Angeschwemmtes Gehölz verengte zudem einige Gräben. Die Stadt Rheinbach nannte einen Durchlass in der Nähe des RTV-Heims am ehemaligen Waldschwimmbad sowie Gräben und Durchlässe am Ölmühlenweg und zwischen Merzbach und Neukirchen an der L113. Sie wurden jeweils mit einem Bagger geräumt und gereinigt. Kontrollen der Gräben und Durchlässe sowie eine Sonderreinigung von Sinkkästen standen ebenfalls am Dienstag an. Rheinbachs Pressesprecher Norbert Sauren verwies aber auch darauf, dass die Stadt für viele Kilometer Gräben zuständig sei.

Offener Brief wirft Bürgermeister Banken Nachlässigkeit bei Instandhaltung der Bachläufe vor

Gerade der Zustand dieser Gräben beschäftigte viele Bürger. Aus Oberdrees hat sich Stefanie Mahlberg-von Sturm aus der damals massiv betroffenen Frankenstraße mit ihren Beobachtungen in einem offenen Brief, der auch dem General-Anzeiger vorliegt, an Bürgermeister Ludger Banken gewandt.
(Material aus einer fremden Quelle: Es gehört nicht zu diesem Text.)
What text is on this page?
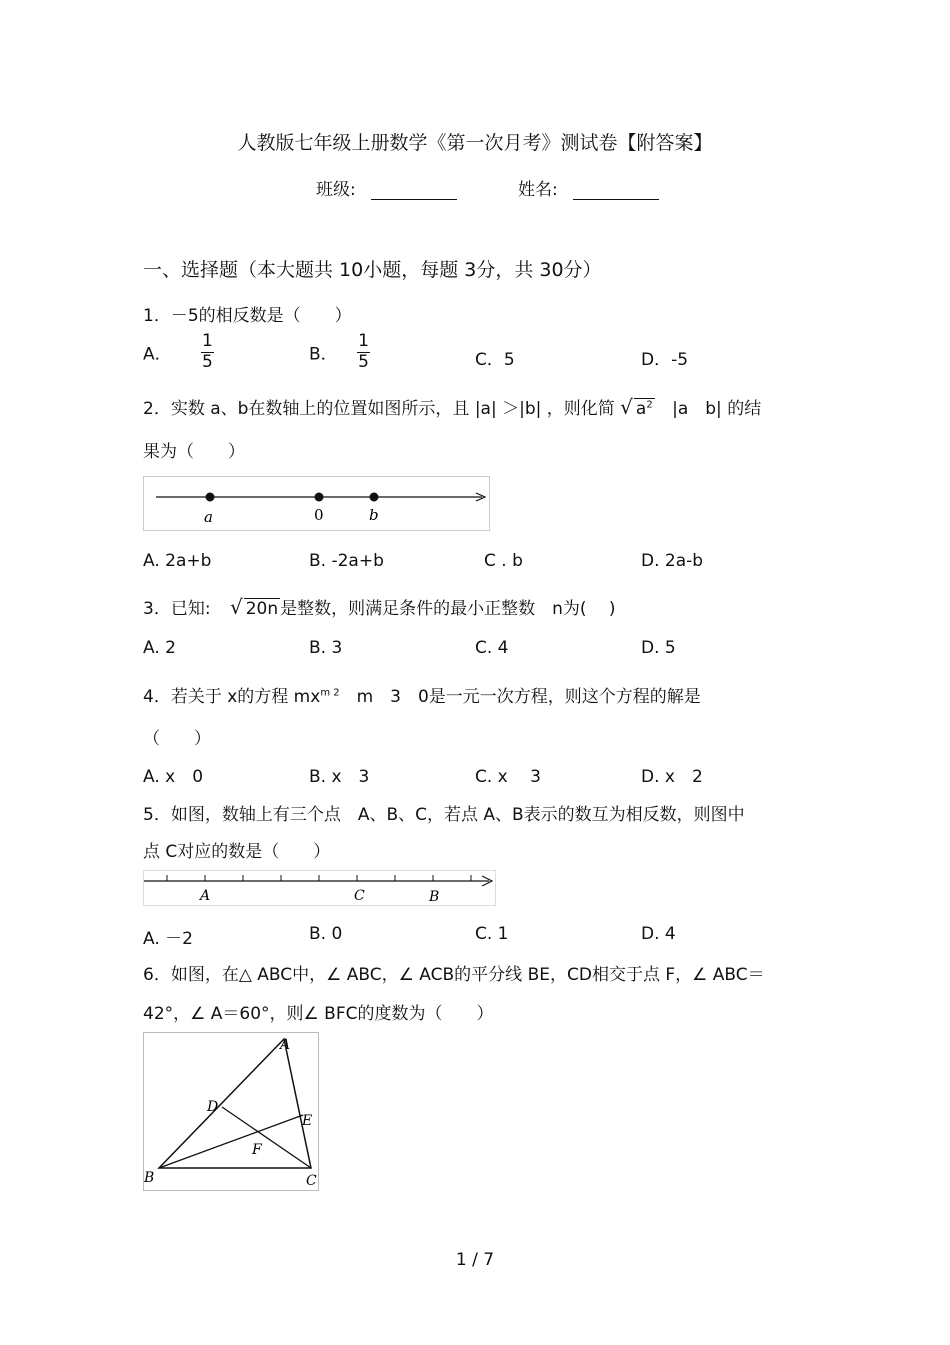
人教版七年级上册数学《第一次月考》测试卷【附答案】
班级:	姓名:
一、选择题（本大题共 10小题，每题 3分，共 30分）
1．－5的相反数是（　　）
A． $\frac{1}{5}$	B． $\frac{1}{5}$	C．5	D．-5
2．实数 a、b在数轴上的位置如图所示，且 |a| ＞|b| ，则化简 √ $a^2$ |a　b| 的结
果为（　　）
a	0	b
A. 2a+b	B. -2a+b	C . b	D. 2a-b
3．已知: √ 20n 是整数，则满足条件的最小正整数　n为(　 )
A. 2	B. 3	C. 4	D. 5
4．若关于 x的方程 $mx^{m 2}$　m　3　0是一元一次方程，则这个方程的解是
（　　）
A. x　0	B. x　3	C. x　 3	D. x　2
5．如图，数轴上有三个点　A、B、C，若点 A、B表示的数互为相反数，则图中
点 C对应的数是（　　）
A	C	B
A. －2	B. 0	C. 1	D. 4
6．如图，在△ ABC中，∠ ABC，∠ ACB的平分线 BE，CD相交于点 F，∠ ABC＝
42°，∠ A＝60°，则∠ BFC的度数为（　　）
A
D
E
F
B	C
1 / 7
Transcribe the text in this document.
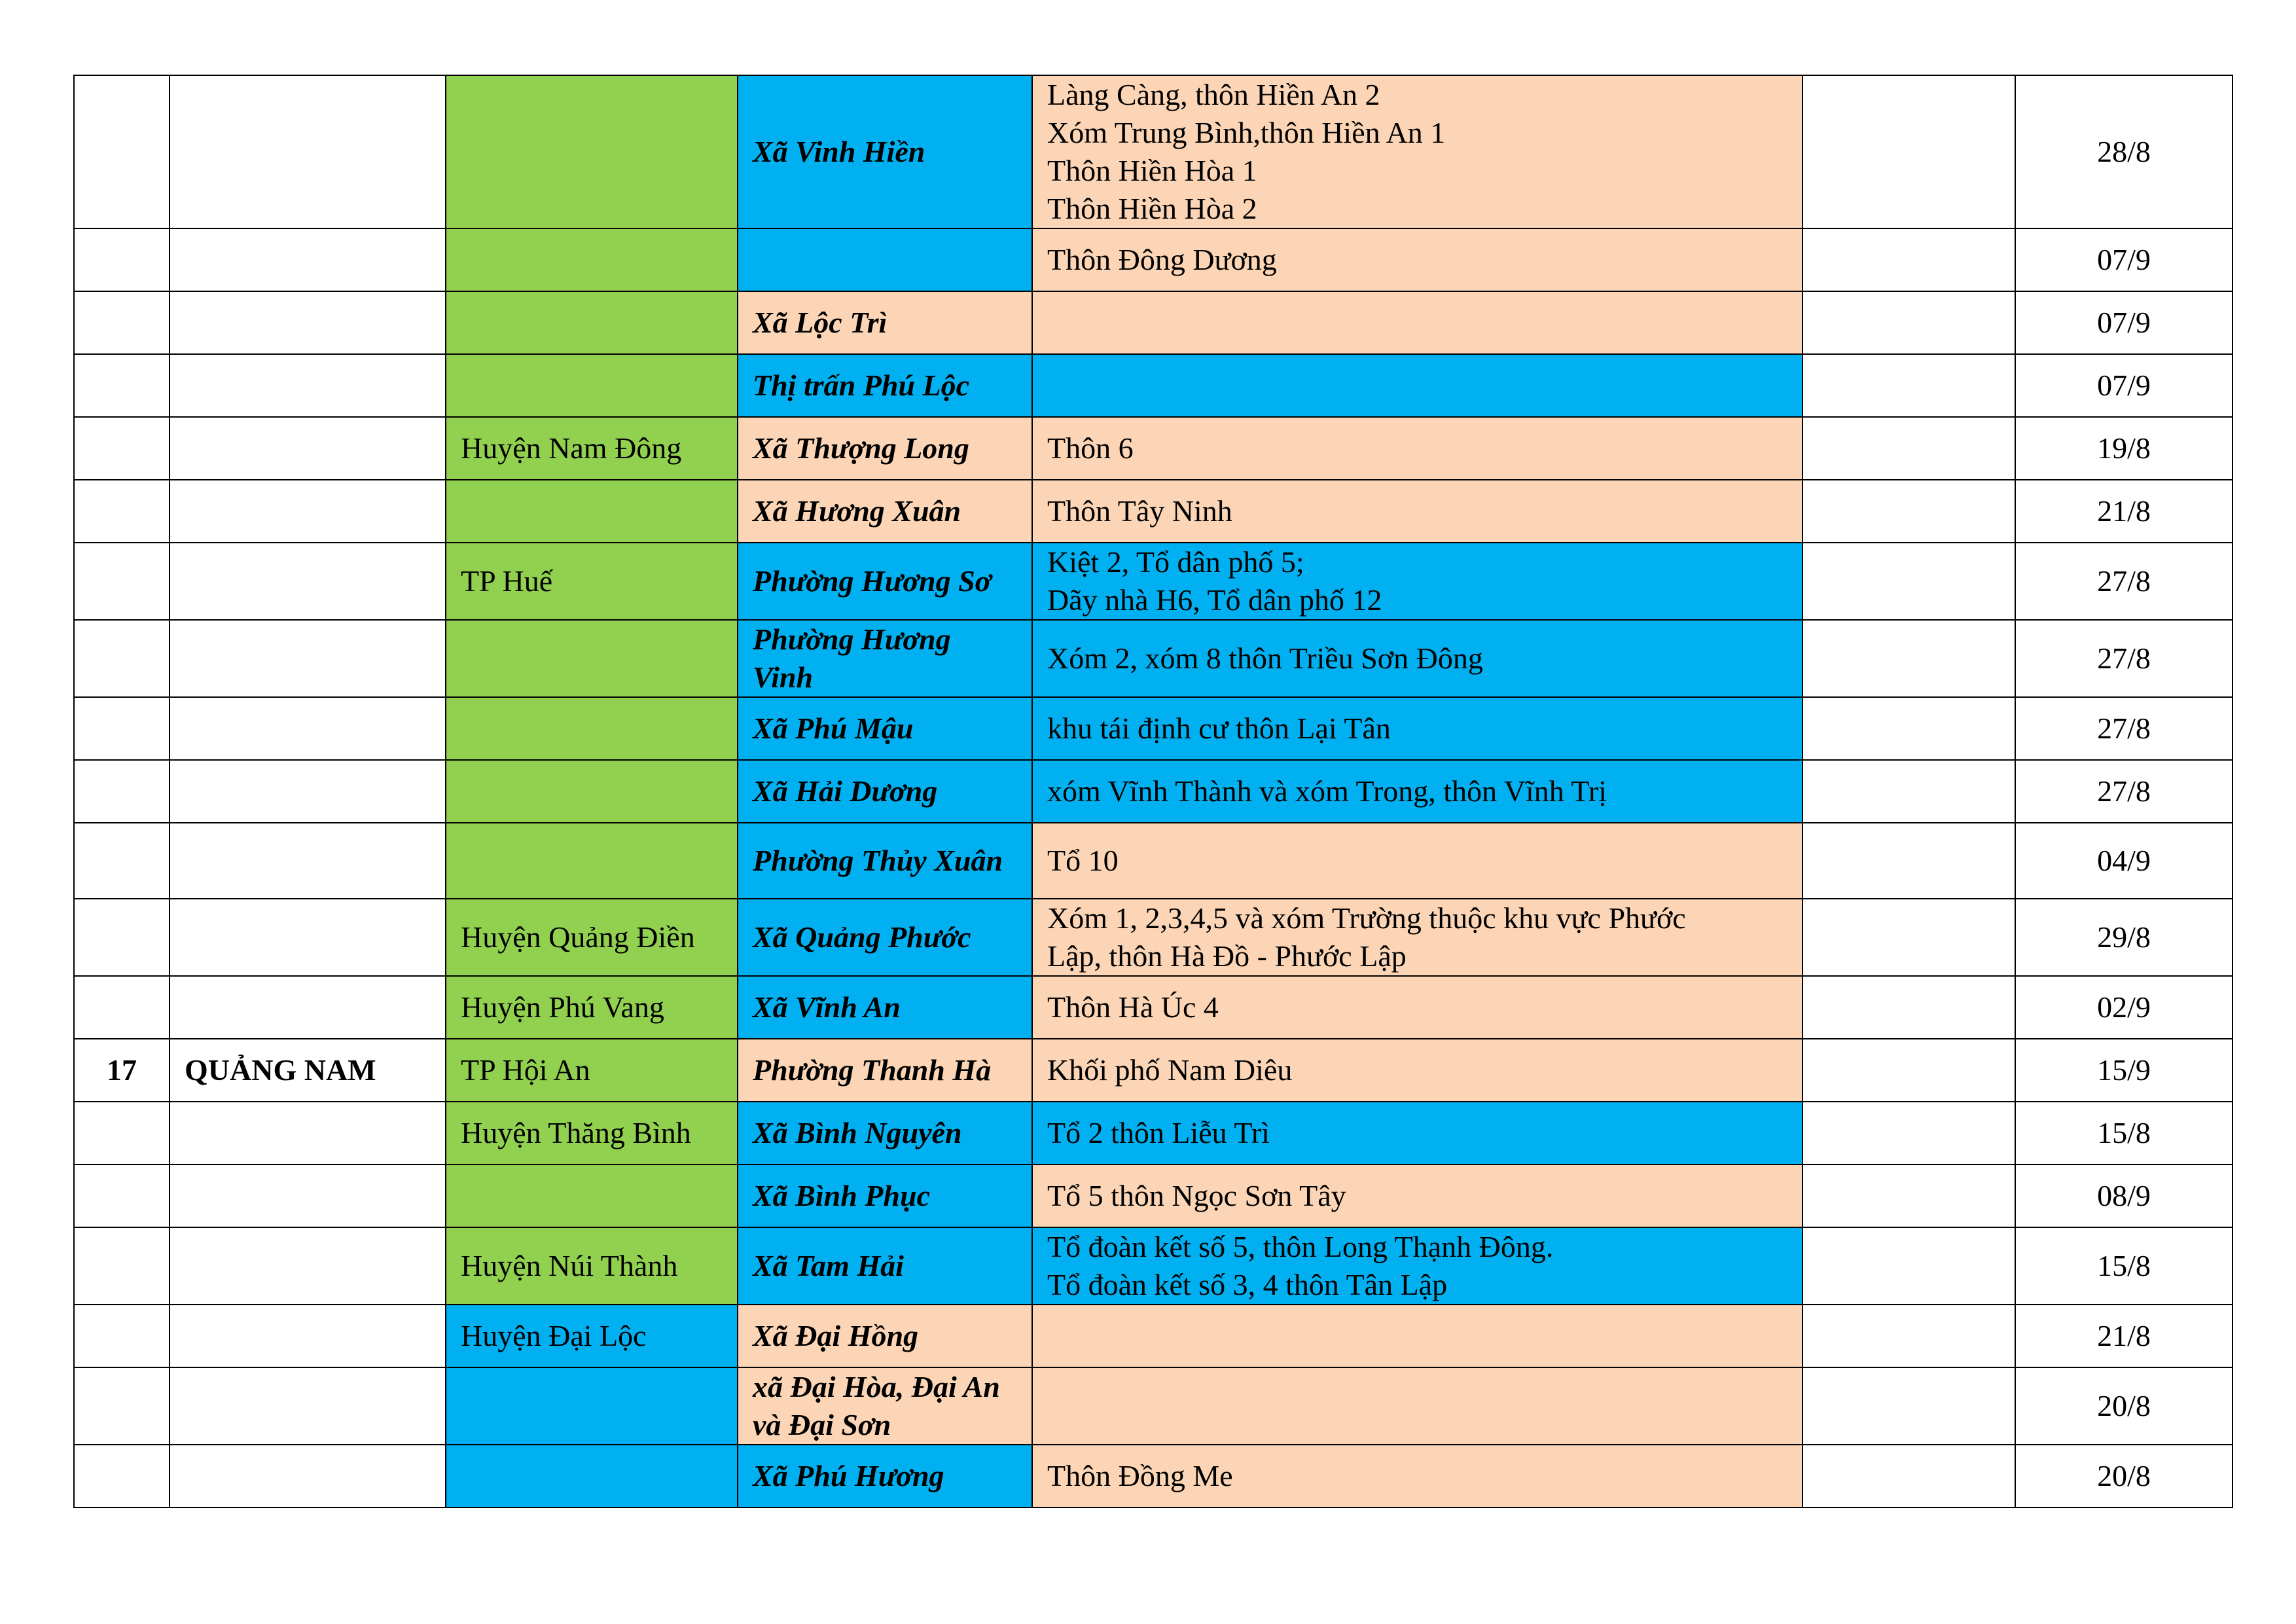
			Xã Vinh Hiền	Làng Càng, thôn Hiền An 2
Xóm Trung Bình,thôn Hiền An 1
Thôn Hiền Hòa 1
Thôn Hiền Hòa 2		28/8

				Thôn Đông Dương		07/9
			Xã Lộc Trì			07/9
			Thị trấn Phú Lộc			07/9
		Huyện Nam Đông	Xã Thượng Long	Thôn 6		19/8
			Xã Hương Xuân	Thôn Tây Ninh		21/8
		TP Huế	Phường Hương Sơ	Kiệt 2, Tổ dân phố 5;
Dãy nhà H6, Tổ dân phố 12		27/8
			Phường Hương Vinh	Xóm 2, xóm 8 thôn Triều Sơn Đông		27/8
			Xã Phú Mậu	khu tái định cư thôn Lại Tân		27/8
			Xã Hải Dương	xóm Vĩnh Thành và xóm Trong, thôn Vĩnh Trị		27/8
			Phường Thủy Xuân	Tổ 10		04/9
		Huyện Quảng Điền	Xã Quảng Phước	Xóm 1, 2,3,4,5 và xóm Trường thuộc khu vực Phước
Lập, thôn Hà Đồ - Phước Lập		29/8
		Huyện Phú Vang	Xã Vĩnh An	Thôn Hà Úc 4		02/9
17	QUẢNG NAM	TP Hội An	Phường Thanh Hà	Khối phố Nam Diêu		15/9
		Huyện Thăng Bình	Xã Bình Nguyên	Tổ 2 thôn Liễu Trì		15/8
			Xã Bình Phục	Tổ 5 thôn Ngọc Sơn Tây		08/9
		Huyện Núi Thành	Xã Tam Hải	Tổ đoàn kết số 5, thôn Long Thạnh Đông.
Tổ đoàn kết số 3, 4 thôn Tân Lập		15/8
		Huyện Đại Lộc	Xã Đại Hồng			21/8
			xã Đại Hòa, Đại An và Đại Sơn			20/8
			Xã Phú Hương	Thôn Đồng Me		20/8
Sie macht dabei aus ihren Befürchtungen keinen Hehl: „Ich möchte nicht noch einmal von der Feuerwehr aus meinem vollgelaufenen Keller gerettet werden müssen!“ Ihrer Beobachtung nach seien von der Stadt freigeschnittene Gräben wie der Landgraben inzwischen „durch die Witterung so stark wieder zugewachsen, dass Rohre verstopft sind und Wassermassen nicht mehr hindurch passen“.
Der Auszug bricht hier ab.